At work, more than half report feeling overloaded (55%), burned out (54%) or under intense stress (54%), and 19% have had to take time off work or sick leave due to burnout.
These difficulties are felt more frequently by managers: 65% have the feeling of an insurmountable workload (versus 47% for non-managers) and 62% have a feeling of professional exhaustion (versus 48% for non-managers).
Finally, the level of stress is perceived as intense for 64% of managers (versus 48% for non-managers).
Even if they consider their managers vigilant on the subject (57%), executives would turn first to their colleagues (60%) to share their psychological difficulties (stress, isolation, depression, exhaustion), notes Apec.
Faced with these numbers, more and more human resources professionals are taking training to learn mental health first aid.
How to help a victim of an anxiety attack? What are the weak signals to detect depression? How to help a person suffering from a panic attack? These various issues are addressed during these mental health rescue trainings.
"Giving a glass of water, a handkerchief, all this is reassuring" for a person in the grip of a psychological crisis, says Agnès Ducré-Sie, a mental health trainer who gives intensive workshops to groups of about 15 people, the vast majority of them women.
"We always think about physical help, helping someone who has fallen (...) but we don't necessarily think about people who are not well in their mind", says Laurence Roux-Fouillet, sophrologist, who followed the training on the advice of a colleague.
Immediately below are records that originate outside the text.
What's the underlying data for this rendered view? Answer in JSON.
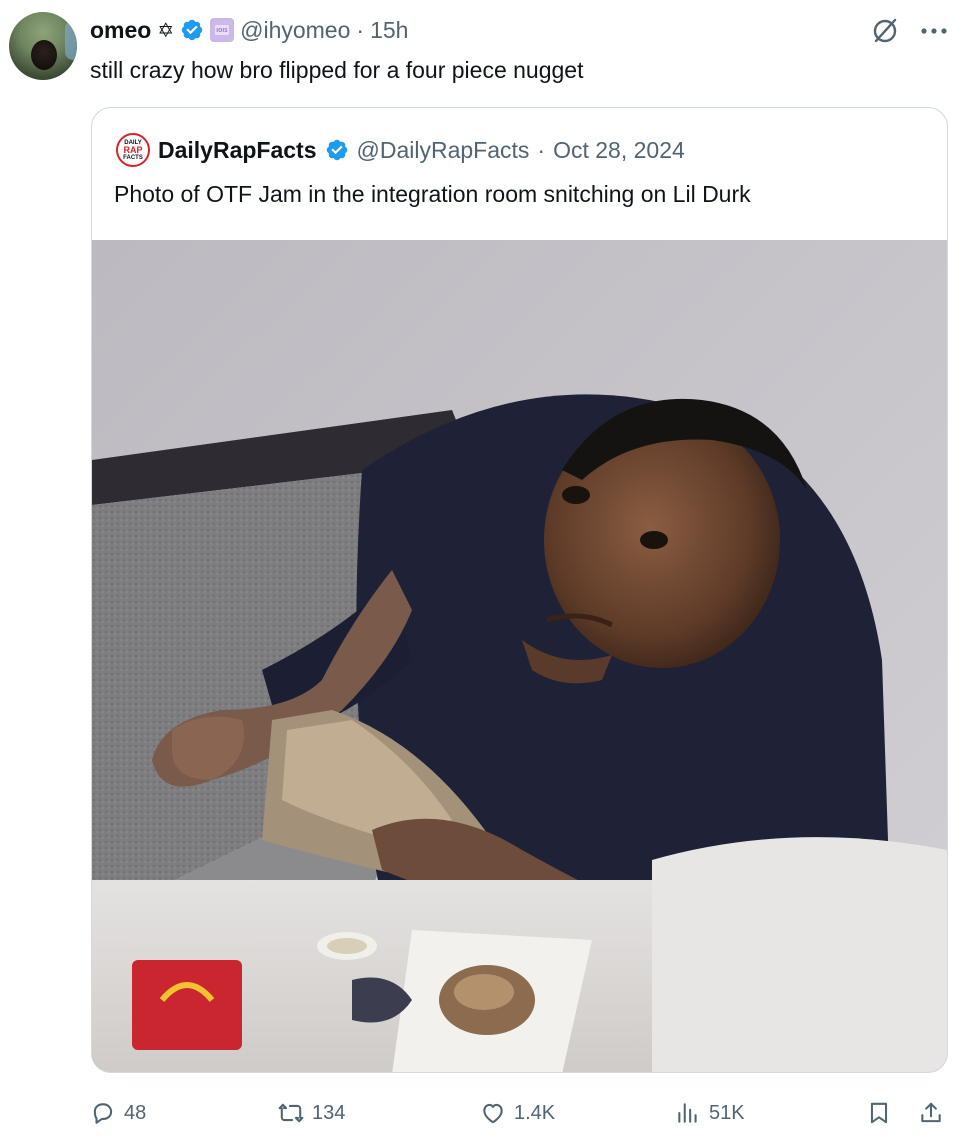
{
  "tweet": {
    "author": {
      "display_name": "omeo",
      "name_emoji": "✡",
      "handle": "@ihyomeo",
      "separator": "·",
      "time_ago": "15h",
      "avatar_icon": "hooded-person-avatar",
      "verified_badge": "verified-badge-icon",
      "affiliation_badge": "affiliate-badge-icon"
    },
    "text": "still crazy how bro flipped for a four piece nugget",
    "grok_icon": "grok-icon",
    "more_icon": "more-options-icon"
  },
  "quoted_tweet": {
    "author": {
      "display_name": "DailyRapFacts",
      "handle": "@DailyRapFacts",
      "separator": "·",
      "date": "Oct 28, 2024",
      "avatar_logo_lines": [
        "DAILY",
        "RAP",
        "FACTS"
      ]
    },
    "text": "Photo of OTF Jam in the integration room snitching on Lil Durk",
    "media_alt": "photo"
  },
  "actions": {
    "replies": {
      "icon": "reply-icon",
      "count": "48"
    },
    "reposts": {
      "icon": "repost-icon",
      "count": "134"
    },
    "likes": {
      "icon": "like-icon",
      "count": "1.4K"
    },
    "views": {
      "icon": "views-icon",
      "count": "51K"
    },
    "bookmark": {
      "icon": "bookmark-icon"
    },
    "share": {
      "icon": "share-icon"
    }
  },
  "colors": {
    "text_primary": "#0f1419",
    "text_secondary": "#536471",
    "verified_blue": "#1d9bf0",
    "border": "#cfd9de"
  }
}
She believes that more mental health awareness will help make mental disorders "something completely commonplace" when they still suffer from stigma.
The trainees express their fear of being too intrusive, but the training allows them, according to the trainer, Agnès Ducré-Sie, to determine the best way to intervene, without interference.
In France, one person out of four is affected, at least once in his life, by a mental disorder.
However, as Ms. Ducré-Sie observes, "We realized with the Covid crisis that there were mental health problems in France, and that had an accelerating effect.
Despite this, the situation remains "alarming" among young people, but not only. "The entire population is affected, we have lived through a summer of hell with environmental stress," to which we can add the war in Ukraine. There is an "emergency" to train and respond to these problems, insists the trainer.
Between theoretical explanations, tests and role-playing, the trainees are made aware of the different mental disorders and the ways to respond to them: anxiety, psychotic disorders or suicide prevention.
When the topic of mass trauma - such as terrorist attacks - is brought up in training, questions come up: "Are fires, storms, part of it?" as an echo of the eco-anxiety in the population.
While training in physical health first aid is widespread, the association"First Aid in Mental Health" (PSSM) only began providing training in France in 2019, ten years after Australia, a pioneer in this field.
Nearly 30,000 first aiders have already been trained, with sessions offered throughout France, but the association wants to accelerate the movement, with the aim of extending it to 750,000 people by 2028.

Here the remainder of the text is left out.